Riak penduduk saat melihat pujaan hatinya, seorang pejabat di suatu daerah
kecil di ujung dunia. Pejabat yang diidam-idamkan mereka telah tiba dengan jas
putihnya. Setiap program dalam kepemerintahannya mendongkrak daerah itu menjadi
lebih dan lebih baik dari sebelumnya. Mulai dari pembangunan, transportasi dan
juga kesejahtraan rakyat dibidang perekonomian. Dia sosok pemimpin yang
dicintai, benar-benar dicintai.
Setahun lamanya dia
menjabat, masyarakat semakin mencintainya. Tak hanya diidolakan di daerahnya
semata. Nama lelaki itu dikenal hingga penjuru dunia. Dia selalu saja membuat
bangga yang jadi masyarakatnya. Berada di deretan orang-orang berpengaruh di
dunia. Namanya bahkan dicanangkan sebagai calon presiden mendatang.
Disisi kegemilangannya,
dalam dunia politik pasti saja ada beberapa kalangan yang iri atau merasa
tersisih. Berbagai macam gempuran dari partai-partai lain yang berusaha
menjatuhkan namanya. Tetapi dia tetap berdiri diatas kecintaan rakyatnya.
Nahas di tahun kedua
masa jabatannya. Dia menemukan banyak kendala. Kecintaan rakyat yang berlebih
kepadanya membuat Tuhan marah. Dia bukan lagi terlihat sebagai pejabat atau
pemimpin. Masyarakat mengganggapnya sudah seperti dewa. Namanya disebut-sebut
dalam berbagai macam perayaan. Nyanyian pujian dibuatkan khusus buat melambungkan
lelaki tersebut. Serta lebih parahnya lagi. Pejabat berjas putih ini selalu
dijadikan pelarian untuk menampung banyak keluhan. Bukan tidak mungkin itu
terjadi, wajar dia adalah pemimpin. Sayangnya keluhan ini sudah seperti
permohonan hamba pada Tuhannya, sementara Tuhan asli terlupakan.

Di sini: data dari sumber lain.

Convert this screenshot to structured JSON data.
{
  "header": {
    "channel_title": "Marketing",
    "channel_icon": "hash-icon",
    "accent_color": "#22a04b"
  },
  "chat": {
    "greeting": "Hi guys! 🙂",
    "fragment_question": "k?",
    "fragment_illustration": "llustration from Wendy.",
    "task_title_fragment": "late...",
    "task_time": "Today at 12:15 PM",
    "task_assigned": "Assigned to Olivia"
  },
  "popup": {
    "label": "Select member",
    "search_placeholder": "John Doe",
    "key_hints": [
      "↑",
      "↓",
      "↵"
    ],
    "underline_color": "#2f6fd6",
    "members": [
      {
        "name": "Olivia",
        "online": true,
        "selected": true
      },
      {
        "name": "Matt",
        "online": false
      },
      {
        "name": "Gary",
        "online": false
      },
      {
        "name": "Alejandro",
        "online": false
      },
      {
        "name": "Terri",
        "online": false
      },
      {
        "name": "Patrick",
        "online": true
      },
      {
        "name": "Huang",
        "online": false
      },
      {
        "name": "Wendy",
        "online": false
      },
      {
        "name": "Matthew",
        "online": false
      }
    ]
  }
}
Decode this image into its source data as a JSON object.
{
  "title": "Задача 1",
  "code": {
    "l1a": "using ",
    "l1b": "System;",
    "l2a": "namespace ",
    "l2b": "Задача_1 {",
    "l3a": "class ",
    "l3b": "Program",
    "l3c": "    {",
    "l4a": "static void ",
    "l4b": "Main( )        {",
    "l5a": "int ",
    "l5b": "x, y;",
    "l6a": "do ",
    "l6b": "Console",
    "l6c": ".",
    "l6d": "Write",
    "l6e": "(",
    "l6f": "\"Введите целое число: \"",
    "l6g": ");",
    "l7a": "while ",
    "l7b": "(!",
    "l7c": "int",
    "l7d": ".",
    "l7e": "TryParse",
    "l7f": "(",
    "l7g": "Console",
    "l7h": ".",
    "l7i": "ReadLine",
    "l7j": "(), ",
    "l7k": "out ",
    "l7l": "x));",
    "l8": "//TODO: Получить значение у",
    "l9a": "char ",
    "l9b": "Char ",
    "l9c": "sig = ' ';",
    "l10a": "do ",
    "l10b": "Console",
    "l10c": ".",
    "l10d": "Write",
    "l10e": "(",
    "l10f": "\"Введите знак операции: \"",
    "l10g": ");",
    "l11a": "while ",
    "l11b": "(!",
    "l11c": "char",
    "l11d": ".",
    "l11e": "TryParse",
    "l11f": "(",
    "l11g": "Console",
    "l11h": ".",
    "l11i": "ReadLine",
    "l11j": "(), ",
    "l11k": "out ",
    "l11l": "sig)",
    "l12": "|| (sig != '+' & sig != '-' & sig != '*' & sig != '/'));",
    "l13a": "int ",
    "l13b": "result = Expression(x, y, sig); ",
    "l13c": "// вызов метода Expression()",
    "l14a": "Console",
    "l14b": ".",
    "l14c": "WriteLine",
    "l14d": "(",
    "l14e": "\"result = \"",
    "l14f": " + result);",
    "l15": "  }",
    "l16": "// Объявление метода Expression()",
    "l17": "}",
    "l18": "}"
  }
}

“Bapak, kami mohon air bersih di daerah kami!”
“Bapak, sungguh engkau terpuji”
“Hebat, Bapak bisa melakukan itu”
“Bapak, kami mohon air bersih di daerah kami!”
“Bapak, sungguh engkau terpuji”
“Hebat, Bapak bisa melakukan itu”
Pujian serta permohonan
yang seharusnya ditujukan kepada Tuhan malah kepada mahluk-Nya. Kemarahan Tuhan
yang kita tidak pernah tahu justru menghukum rakyatnya. Tidak, sebenarnya
tujuan Tuhan adalah menyadarkan, karna Tuhan adalah Maha penyayang.
Awan hitam berkumpul diatas
daerah di ujung dunia tersebut. Gemuruh petir terdengar serta menggetarkan
dasar lantai. Tempat itu sudah sejak seminggu kehilangan sinar matahari. Kali
ini Tuhan benar-benar mengirimkan hujan. Hujan yang teramat deras. Dalam
hitungan menit sudah membanjiri beberapa titik kota. Sungai-sungai
melimpah-ruap mengalir ke gang-gang kecil. Rumah-rumah dengan pondasi yang
rapuh hancur terkikis arus. Orang-orang berteriak sambil memegang erat kepada
benda-benda di sekitarnya yang menurut mereka dapat menyelamatkan mereka.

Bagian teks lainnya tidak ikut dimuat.